Rather, investigators focused on the DuPont-Glory standoff, say the people briefed on the case. During three days of meetings in December, DuPont became worried about a raid on its office. It planned an employee-training session on how to deal with one, but the investigators showed up first.
An investigator told DuPont officials they were looking at antitrust behavior, specifically their unwillingness to license technology to Chinese firms and their pursuit of the Glory case, say these people. DuPont officials, they say, now fear that even dropping the case won’t be sufficient to satisfy Beijing, which may want a hostage in the trade fight with Washington.
Trump-administration officials see cases like this as evidence of China’s economic aggression. “The combination of naiveté and hubris on the part of U.S. companies seeking to enter the Chinese market, coupled with a sophisticated Chinese effort to extract technology has been a lethal combination,” says White House trade adviser Peter Navarro, a China hawk.

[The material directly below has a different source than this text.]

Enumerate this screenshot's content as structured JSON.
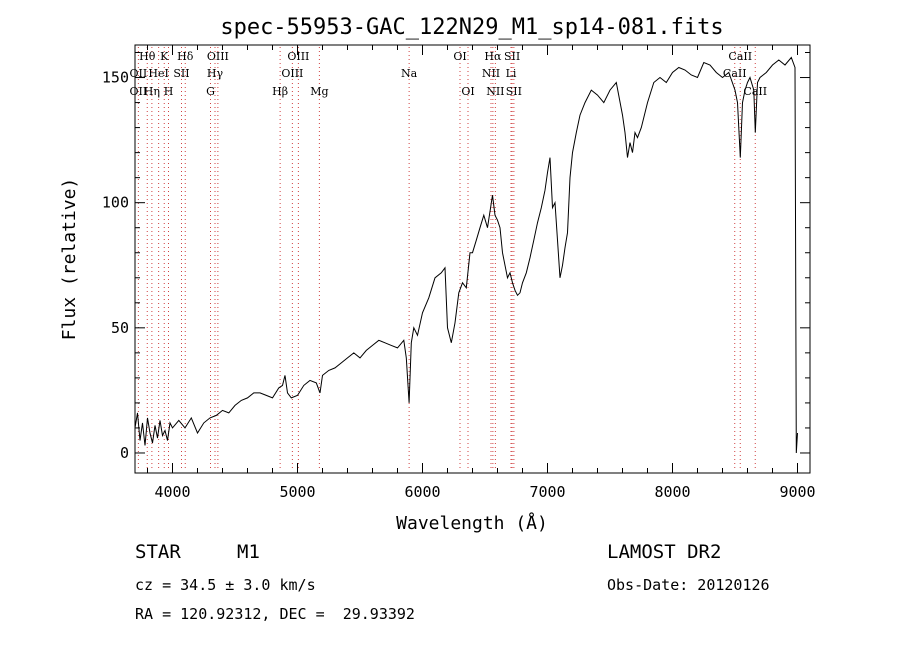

During August trade talks, U.S. negotiators pressed Beijing about coerced technology transfer. They cited memory-chip maker Micron Technology Inc., which filed a lawsuit in U.S. District Court in California in December alleging technology theft by Fujian Jinhua Integrated Circuit Co. Jinhua sued Micron in January in a court in Fujian province—whose government partly controls Jinhua—and won a temporary order blocking some Micron subsidiaries from selling products in China that each company claims patents to.
Jinhua declined to comment. In a July statement, it said Micron has “recklessly” infringed on its patents. Micron says it intends “to vigorously protect our intellectual property and business interests through all available means.”
Chinese negotiator Commerce Vice Minister Wang Shouwen dismissed the concerns in August trade talks, say officials familiar with the talks. Micron and Jinhua “are like brothers,” Mr. Wang said, according to the officials, “and brothers fight.”